Moy again by proposing the Mint strike 2009 Double Eagle Gold $20 ultra-high relief coin based on 1907-1908 design by Augustus Saint-Gaudens. When introduced to the Citizens Coinage Advisory Committee, Moy stated that 31 U.S.C. § 5112(i)(4)(C), the authorization of the American Eagle program, gave the Mint the authorization to strike these coins. Congress disagrees because everything about the coin, from composition to design, is not codified in the law. Rather than argue with the Director, both the House and Senate introduced appropriate legislation to authorize this coin.
Now, when the Mint was questioned on the distribution problems with silver, the Mint responded with a brief statement that said in part, “By law, the United States Mint’s American Eagle silver bullion coins must meet exacting specifications and must be composed of newly mined silver acquired from domestic sources.” (emphasis added) The problem is 31 U.S.C. § 5112(e) and 31 U.S.C. § 5112(f), the laws that authorizes the bullion program does not say that the coins must be made of newly mined silver. In fact, the law does not require that the silver be purchased from US-based mines. All it requires is that the silver used be purchased at market value and the bullion sold at a value based on the silver market.
It appears that Director Moy is using a pedantic reading of the law to make his point. Rather than working with congress to resolve these issue, Moy would rather use politics to make his point hoping citizens would complain to congress. Sources say that Rep. Luis Gutierrez (D-IL) has emphatically told both Moy and Treasury Secretary Henry Paulson to resolve the situation. Rep. Gutierrez is Chairman of the Domestic and International Monetary Policy, Trade and Technology Subcommittee which has oversight responsibility over the Mint.

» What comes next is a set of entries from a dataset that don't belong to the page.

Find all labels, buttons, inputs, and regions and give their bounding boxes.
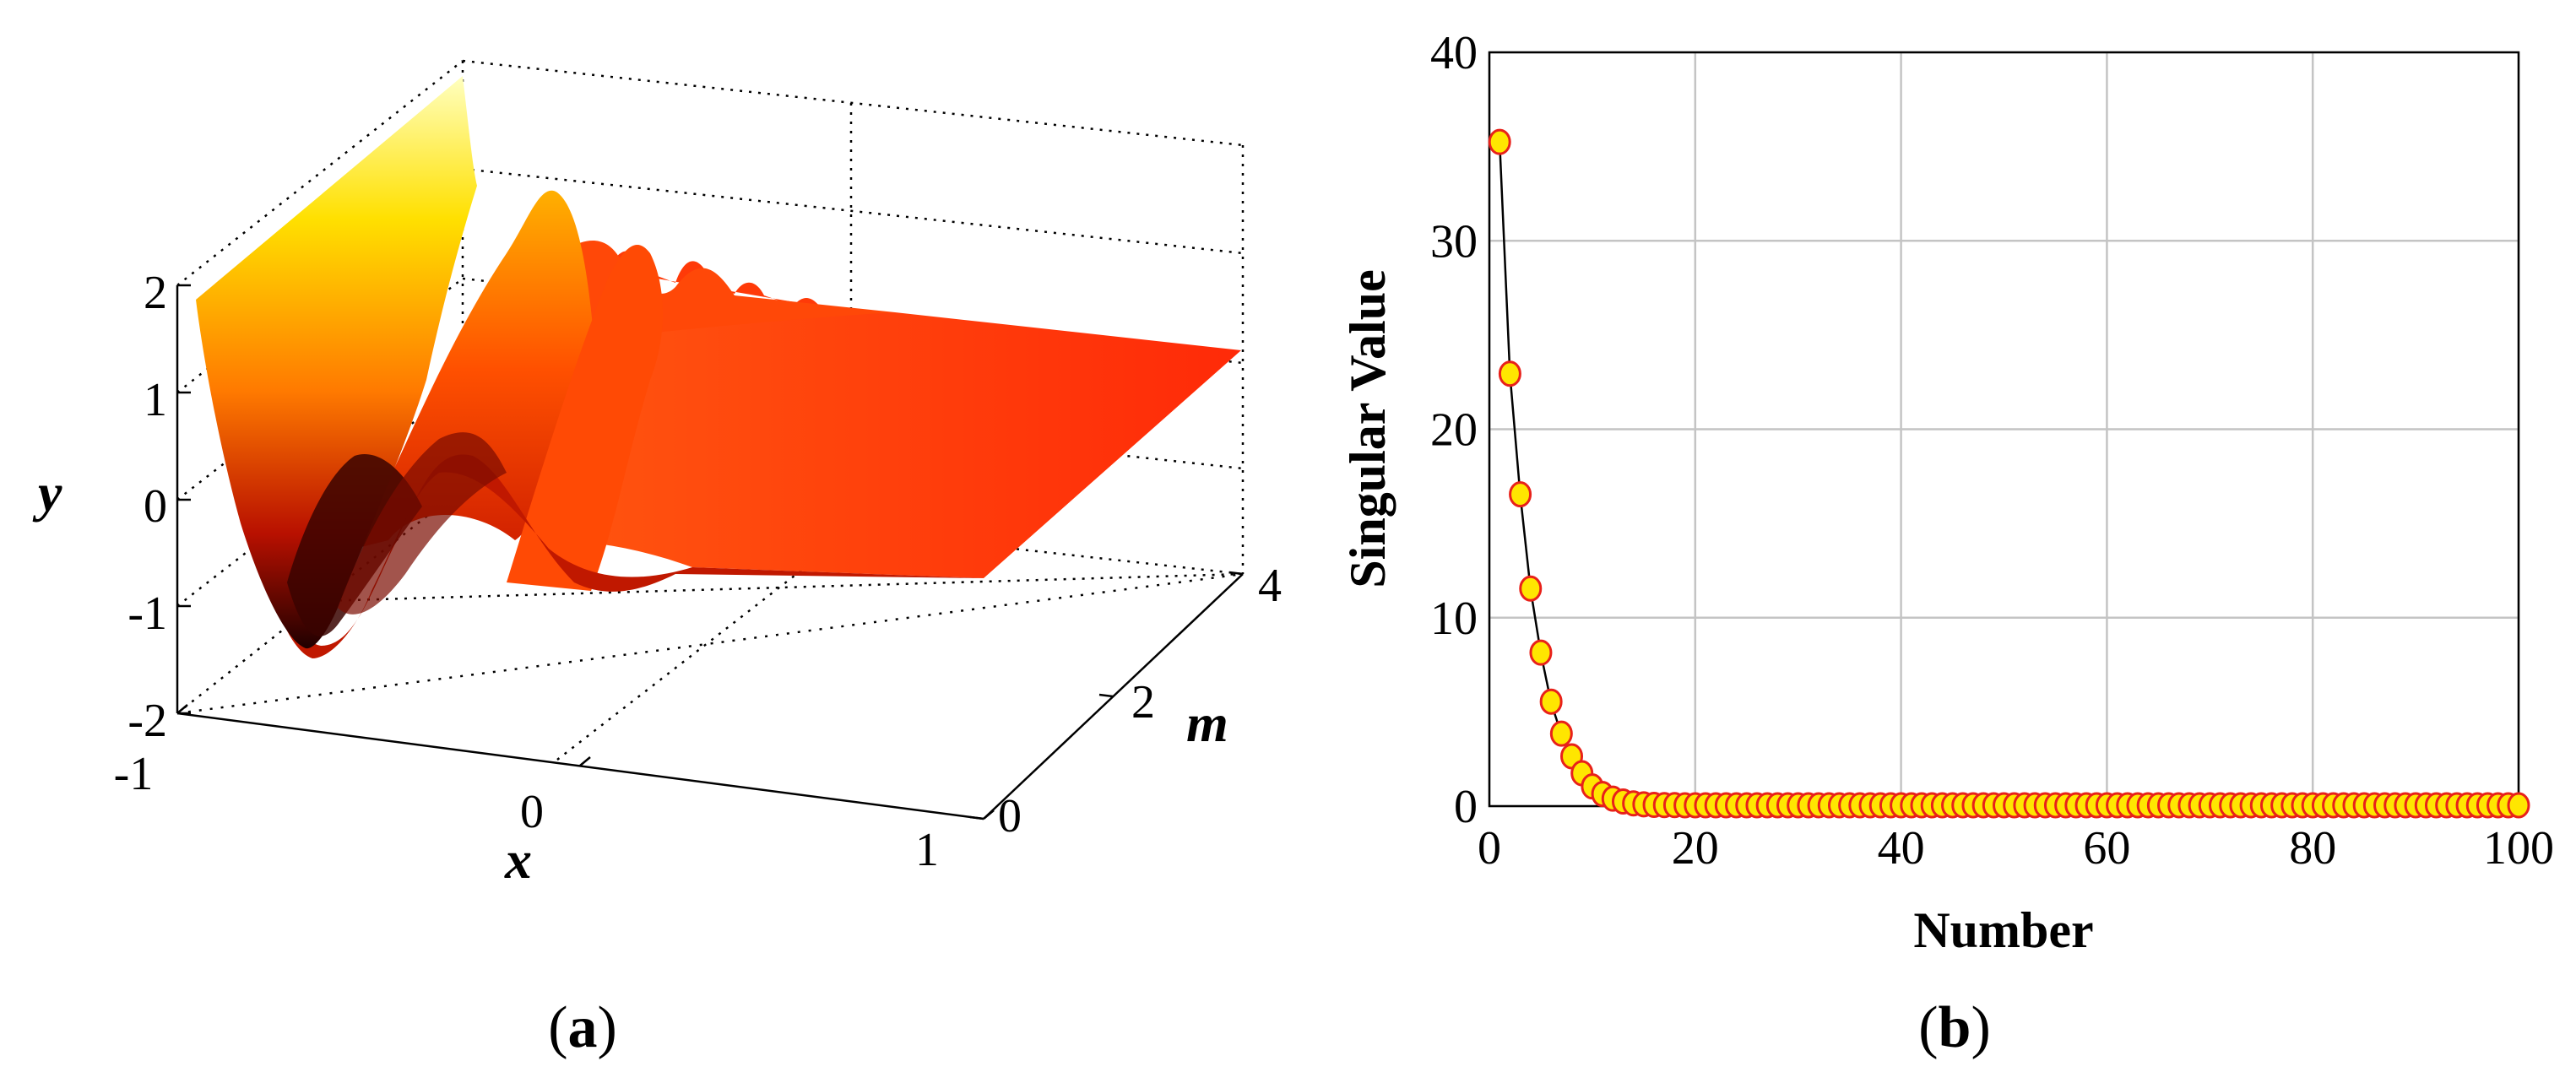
z-tick-label: 2 (144, 267, 167, 319)
panel-label-b: (b) (1918, 995, 1991, 1060)
y-tick-label: 0 (1454, 781, 1478, 833)
surface-m-ticks: 0 2 4 (998, 560, 1282, 842)
x-tick-mark (176, 704, 188, 714)
data-point (1529, 639, 1553, 666)
x-tick-mark (983, 810, 995, 820)
x-tick-label: 0 (520, 786, 544, 838)
data-point (1539, 688, 1563, 715)
x-tick-label: 60 (2083, 822, 2130, 875)
m-tick-mark (969, 815, 984, 820)
y-tick-label: 10 (1430, 593, 1478, 645)
data-point (1498, 360, 1521, 387)
singular-value-panel: 0 20 40 60 80 100 0 10 20 30 40 Number Singular Va… (1340, 27, 2554, 958)
m-tick-label: 0 (998, 790, 1022, 842)
singular-value-line (1498, 143, 2519, 808)
x-tick-label: 80 (2289, 822, 2336, 875)
x-tick-mark (579, 756, 591, 766)
z-tick-label: -1 (127, 588, 167, 640)
x-tick-label: 0 (1478, 822, 1501, 875)
m-tick-label: 4 (1258, 560, 1282, 612)
data-point (1488, 128, 1511, 155)
x-tick-label: -1 (114, 748, 154, 800)
z-tick-label: 1 (144, 374, 167, 426)
y-tick-label: 30 (1430, 215, 1478, 268)
surface-z-ticks: 2 1 0 -1 -2 (127, 267, 167, 747)
surface (196, 76, 1241, 658)
data-point (1509, 481, 1532, 508)
data-point (2507, 792, 2530, 819)
surface-z-axis-label: y (32, 463, 62, 523)
x-tick-label: 100 (2483, 822, 2554, 875)
m-tick-label: 2 (1131, 676, 1155, 728)
surface-x-axis-label: x (504, 830, 532, 890)
y-tick-label: 20 (1430, 404, 1478, 457)
m-tick-mark (1098, 693, 1114, 698)
z-tick-label: -2 (127, 695, 167, 747)
x-tick-label: 20 (1672, 822, 1719, 875)
z-tick-label: 0 (144, 480, 167, 533)
panel-label-a: (a) (548, 995, 617, 1060)
singular-value-y-axis-label: Singular Value (1340, 269, 1396, 588)
surface-x-ticks: -1 0 1 (114, 748, 939, 876)
m-tick-mark (1228, 571, 1244, 576)
data-point (1519, 575, 1543, 602)
x-tick-label: 1 (915, 824, 939, 876)
y-tick-label: 40 (1430, 27, 1478, 79)
x-tick-label: 40 (1878, 822, 1925, 875)
singular-value-x-axis-label: Number (1913, 902, 2093, 958)
surface-tick-marks (176, 284, 1244, 820)
surface-m-axis-label: m (1186, 693, 1228, 753)
singular-value-tick-labels: 0 20 40 60 80 100 0 10 20 30 40 (1430, 27, 2554, 875)
singular-value-grid (1488, 51, 2520, 808)
surface-plot-panel: 2 1 0 -1 -2 -1 0 1 0 2 4 y x m (32, 59, 1282, 890)
data-point (1549, 720, 1573, 747)
singular-value-markers (1488, 128, 2530, 819)
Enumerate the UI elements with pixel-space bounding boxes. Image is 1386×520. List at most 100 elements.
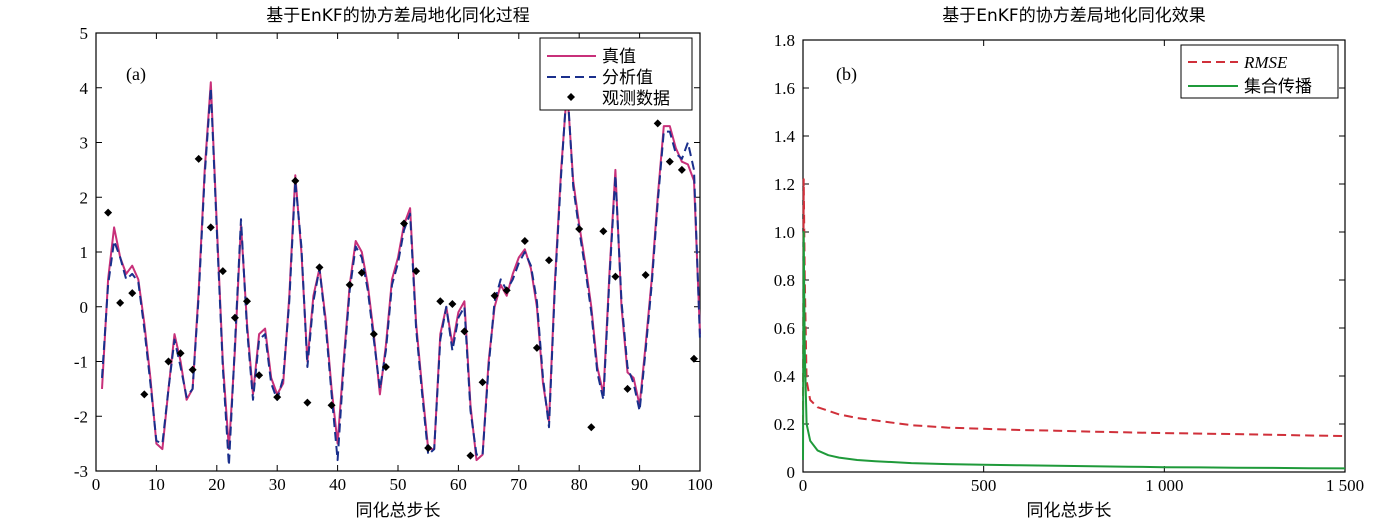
obs-marker [490,291,499,300]
obs-marker [412,267,421,276]
panel-b-ytick-label: 0 [787,463,796,482]
panel-b-legend-box [1180,44,1339,99]
obs-marker [502,286,511,295]
panel-b-title: 基于EnKF的协方差局地化同化效果 [942,6,1205,26]
panel-a-xtick-label: 100 [687,475,713,494]
panel-b-xtick-label: 0 [799,476,808,495]
panel-a-ytick-label: 0 [80,298,89,317]
panel-b-ytick-label: 1.4 [774,127,796,146]
obs-marker [436,297,445,306]
obs-marker [381,362,390,371]
panel-a-ytick-label: 1 [80,243,89,262]
obs-marker [520,237,529,246]
obs-marker [104,208,113,217]
legend-true-label: 真值 [602,47,636,67]
obs-marker [623,384,632,393]
panel-b-plot-frame [802,39,1346,473]
panel-b-ytick-label: 1.0 [774,223,795,242]
panel-a-ytick-label: 3 [80,134,89,153]
panel-a-ytick-label: -3 [74,462,88,481]
obs-marker [653,119,662,128]
panel-a-xtick-label: 50 [390,475,407,494]
panel-b-chart: 基于EnKF的协方差局地化同化效果 (b) 同化总步长 0 500 1 000 1 5… [774,6,1364,520]
obs-marker [400,219,409,228]
panel-b-xlabel: 同化总步长 [1027,501,1112,520]
panel-b-ytick-label: 1.2 [774,175,795,194]
obs-marker [128,289,137,298]
obs-marker [460,327,469,336]
panel-b-xtick-label: 1 500 [1326,476,1364,495]
panel-a-ytick-label: -1 [74,353,88,372]
obs-marker [466,451,475,460]
obs-marker [140,390,149,399]
panel-a-xtick-label: 20 [208,475,225,494]
series-spread-line [802,231,1346,470]
obs-marker [587,423,596,432]
panel-a-xtick-label: 60 [450,475,467,494]
obs-marker [255,371,264,380]
obs-marker [641,270,650,279]
panel-b-ytick-label: 0.6 [774,319,795,338]
obs-marker [188,365,197,374]
panel-b-xtick-label: 500 [971,476,997,495]
obs-marker [545,256,553,265]
obs-marker [315,263,324,272]
panel-a-legend-box [539,37,693,111]
panel-b-xtick-label: 1 000 [1145,476,1183,495]
obs-marker [575,225,584,234]
panel-b-ytick-label: 1.6 [774,79,795,98]
panel-a-xtick-label: 40 [329,475,346,494]
panel-a-ytick-label: 4 [80,79,89,98]
obs-marker [218,267,227,276]
panel-b-ytick-label: 0.2 [774,415,795,434]
panel-a-label: (a) [126,64,146,85]
panel-b-ytick-label: 1.8 [774,31,795,50]
obs-marker [230,313,239,322]
legend-rmse-label: RMSE [1243,53,1288,72]
obs-marker [599,227,608,236]
panel-a-ytick-label: 5 [80,24,89,43]
obs-marker [448,300,457,309]
panel-a-xtick-label: 0 [92,475,101,494]
obs-marker [345,280,354,289]
obs-marker [273,393,282,402]
obs-marker [291,176,300,185]
panel-a-xtick-label: 70 [510,475,527,494]
panel-a-chart: 基于EnKF的协方差局地化同化过程 (a) 同化总步长 0 10 20 30 40 50 6… [74,6,713,520]
panel-a-xlabel: 同化总步长 [356,501,441,520]
obs-marker [206,223,215,232]
obs-marker [243,297,251,306]
series-analysis-line [101,81,701,467]
legend-obs-label: 观测数据 [602,89,670,109]
series-true-line [101,81,701,462]
obs-marker [327,401,336,410]
obs-marker [116,298,125,307]
panel-b-legend: RMSE 集合传播 [1180,44,1339,99]
obs-marker [677,165,686,174]
obs-marker [303,398,312,407]
legend-analysis-label: 分析值 [602,68,653,88]
panel-a-ytick-label: 2 [80,188,89,207]
panel-a-legend: 真值 分析值 观测数据 [539,37,693,111]
series-rmse-line [802,178,1346,437]
panel-a-ytick-label: -2 [74,407,88,426]
obs-marker [194,154,203,163]
panel-b-label: (b) [836,64,857,85]
obs-marker [164,357,173,366]
obs-marker [532,343,541,352]
obs-marker [369,330,378,339]
obs-marker [665,157,674,166]
legend-obs-marker [567,93,575,101]
panel-a-xtick-label: 80 [571,475,588,494]
obs-marker [478,378,487,387]
obs-marker [357,268,366,277]
legend-spread-label: 集合传播 [1244,77,1312,97]
obs-marker [611,272,620,281]
panel-b-ytick-label: 0.8 [774,271,795,290]
panel-b-ytick-label: 0.4 [774,367,796,386]
panel-a-title: 基于EnKF的协方差局地化同化过程 [266,6,529,26]
panel-a-xtick-label: 30 [269,475,286,494]
obs-marker [424,444,433,453]
panel-a-xtick-label: 10 [148,475,165,494]
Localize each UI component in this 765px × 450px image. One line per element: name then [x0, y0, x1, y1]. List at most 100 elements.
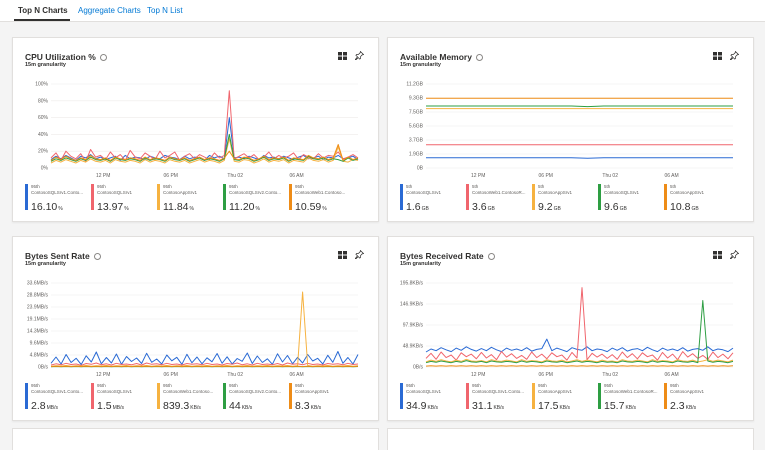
legend-item[interactable]: 95th ContosoWeb1.ContosoR... 15.7KB/s — [598, 383, 660, 412]
y-tick-label: 33.6MB/s — [27, 281, 49, 287]
line-chart: 195.8KB/s 146.9KB/s 97.9KB/s 48.9KB/s 0B/s 12… — [400, 281, 734, 378]
legend-item[interactable]: 95th ContosoAppSrv1 2.3KB/s — [664, 383, 726, 412]
legend-item[interactable]: 95th ContosoAppSrv1 17.5KB/s — [532, 383, 594, 412]
y-tick-label: 195.8KB/s — [400, 281, 424, 287]
legend-unit: KB/s — [310, 405, 322, 411]
grid-icon[interactable] — [338, 250, 347, 259]
series-line — [50, 138, 359, 164]
legend-item[interactable]: 95th ContosoWeb1.Contoso... 10.59% — [289, 184, 351, 213]
y-tick-label: 100% — [35, 82, 48, 88]
legend-item[interactable]: 95th ContosoSQLSrv1.Conto... 2.8MB/s — [25, 383, 87, 412]
cpu-utilization-card: CPU Utilization % 15m granularity 100% 80… — [12, 37, 379, 222]
info-icon[interactable] — [487, 253, 495, 261]
legend-percentile: 95th — [163, 383, 172, 388]
y-tick-label: 19.1MB/s — [27, 317, 49, 323]
tab-top-n-charts[interactable]: Top N Charts — [18, 6, 68, 15]
legend-percentile: 5th — [604, 184, 611, 189]
legend-value: 10.59 — [295, 201, 322, 213]
info-icon[interactable] — [93, 253, 101, 261]
legend-value-group: 11.84% — [163, 197, 194, 215]
y-tick-label: 11.2GB — [406, 82, 423, 88]
card-title: Bytes Sent Rate — [25, 251, 101, 261]
y-tick-label: 28.8MB/s — [27, 293, 49, 299]
legend-resource-name: ContosoAppSrv1 — [163, 189, 198, 195]
legend-item[interactable]: 95th ContosoWeb1.Contoso... 839.3KB/s — [157, 383, 219, 412]
legend-unit: % — [58, 206, 63, 212]
legend-resource-name: ContosoWeb1.ContosoR... — [472, 189, 526, 195]
legend-value-group: 1.6GB — [406, 197, 429, 215]
legend-item[interactable]: 5th ContosoAppSrv1 9.2GB — [532, 184, 594, 213]
x-tick-label: 06 AM — [290, 372, 304, 378]
legend-item[interactable]: 5th ContosoAppSrv1 10.8GB — [664, 184, 726, 213]
y-tick-label: 4.8MB/s — [30, 353, 49, 359]
legend-value: 9.6 — [604, 201, 619, 213]
tab-aggregate-charts[interactable]: Aggregate Charts — [78, 6, 141, 15]
legend-value-group: 8.3KB/s — [295, 396, 321, 414]
legend-percentile: 95th — [31, 184, 40, 189]
pin-icon[interactable] — [355, 51, 364, 60]
card-actions — [713, 51, 739, 60]
bytes-received-rate-card: Bytes Received Rate 15m granularity 195.… — [387, 236, 754, 421]
series-line — [50, 133, 359, 162]
legend-value: 2.3 — [670, 400, 685, 412]
chart-legend: 5th ContosoSQLSrv1 1.6GB 5th ContosoWeb1… — [400, 184, 726, 213]
legend-unit: GB — [487, 206, 495, 212]
legend-resource-name: ContosoAppSrv1 — [670, 388, 705, 394]
legend-item[interactable]: 95th ContosoAppSrv1 11.84% — [157, 184, 219, 213]
card-actions — [713, 250, 739, 259]
y-tick-label: 23.9MB/s — [27, 305, 49, 311]
grid-icon[interactable] — [713, 250, 722, 259]
legend-value: 3.6 — [472, 201, 487, 213]
legend-item[interactable]: 95th ContosoSQLSrv1 1.5MB/s — [91, 383, 153, 412]
legend-unit: KB/s — [241, 405, 253, 411]
granularity-label: 15m granularity — [25, 261, 66, 267]
legend-resource-name: ContosoWeb1.ContosoR... — [604, 388, 658, 394]
legend-item[interactable]: 95th ContosoSQLSrv2.Conto... 44KB/s — [223, 383, 285, 412]
info-icon[interactable] — [99, 54, 107, 62]
tab-top-n-list[interactable]: Top N List — [147, 6, 183, 15]
legend-item[interactable]: 95th ContosoSQLSrv1 13.97% — [91, 184, 153, 213]
legend-value: 839.3 — [163, 400, 190, 412]
card-title: CPU Utilization % — [25, 52, 107, 62]
legend-item[interactable]: 95th ContosoSQLSrv1.Conto... 31.1KB/s — [466, 383, 528, 412]
legend-item[interactable]: 95th ContosoSQLSrv2.Conto... 11.20% — [223, 184, 285, 213]
pin-icon[interactable] — [730, 51, 739, 60]
legend-unit: KB/s — [559, 405, 570, 411]
line-chart: 33.6MB/s 28.8MB/s 23.9MB/s 19.1MB/s 14.3MB/s… — [27, 281, 359, 378]
legend-item[interactable]: 5th ContosoWeb1.ContosoR... 3.6GB — [466, 184, 528, 213]
grid-icon[interactable] — [338, 51, 347, 60]
line-chart: 100% 80% 60% 40% 20% 0% 12 PM 06 PM Thu 02 06 AM — [35, 82, 359, 179]
legend-value-group: 3.6GB — [472, 197, 495, 215]
legend-percentile: 95th — [163, 184, 172, 189]
legend-item[interactable]: 95th ContosoSQLSrv1.Conto... 16.10% — [25, 184, 87, 213]
next-card-strip — [12, 428, 379, 450]
info-icon[interactable] — [475, 54, 483, 62]
legend-item[interactable]: 95th ContosoAppSrv1 8.3KB/s — [289, 383, 351, 412]
legend-value-group: 10.59% — [295, 197, 327, 215]
legend-resource-name: ContosoSQLSrv2.Conto... — [229, 388, 282, 394]
legend-value-group: 9.6GB — [604, 197, 627, 215]
legend-resource-name: ContosoAppSrv1 — [538, 189, 573, 195]
legend-item[interactable]: 95th ContosoSQLSrv1 34.9KB/s — [400, 383, 462, 412]
legend-value: 11.20 — [229, 201, 255, 213]
legend-value-group: 2.8MB/s — [31, 396, 58, 414]
legend-value-group: 44KB/s — [229, 396, 252, 414]
x-tick-label: 06 PM — [164, 173, 178, 179]
legend-resource-name: ContosoSQLSrv1 — [97, 388, 133, 394]
grid-icon[interactable] — [713, 51, 722, 60]
legend-value: 31.1 — [472, 400, 493, 412]
legend-item[interactable]: 5th ContosoSQLSrv1 1.6GB — [400, 184, 462, 213]
legend-resource-name: ContosoAppSrv1 — [295, 388, 330, 394]
legend-resource-name: ContosoSQLSrv1 — [406, 388, 442, 394]
legend-unit: % — [124, 206, 129, 212]
legend-value-group: 10.8GB — [670, 197, 699, 215]
y-tick-label: 146.9KB/s — [400, 302, 424, 308]
pin-icon[interactable] — [730, 250, 739, 259]
legend-unit: KB/s — [625, 405, 636, 411]
legend-value: 11.84 — [163, 201, 189, 213]
y-tick-label: 5.6GB — [409, 124, 424, 130]
legend-item[interactable]: 5th ContosoSQLSrv1 9.6GB — [598, 184, 660, 213]
pin-icon[interactable] — [355, 250, 364, 259]
legend-value: 10.8 — [670, 201, 691, 213]
chart-legend: 95th ContosoSQLSrv1 34.9KB/s 95th Contos… — [400, 383, 726, 412]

Individually, these policy moves by Director Edmund Moy do not seem significant. Together, they represent a pattern that shows the Director is looking to increase his power over the Mint. Moy needs to remember that he is the boss of the manufacturing operation charged with the responsibility to strike coins as prescribed by the 535 member Board of Directors (congress) and approved by the Chief Executive Officer (president). Moy’s actions are insolent and should be the subject of disciplinary actions by the Board of Directors.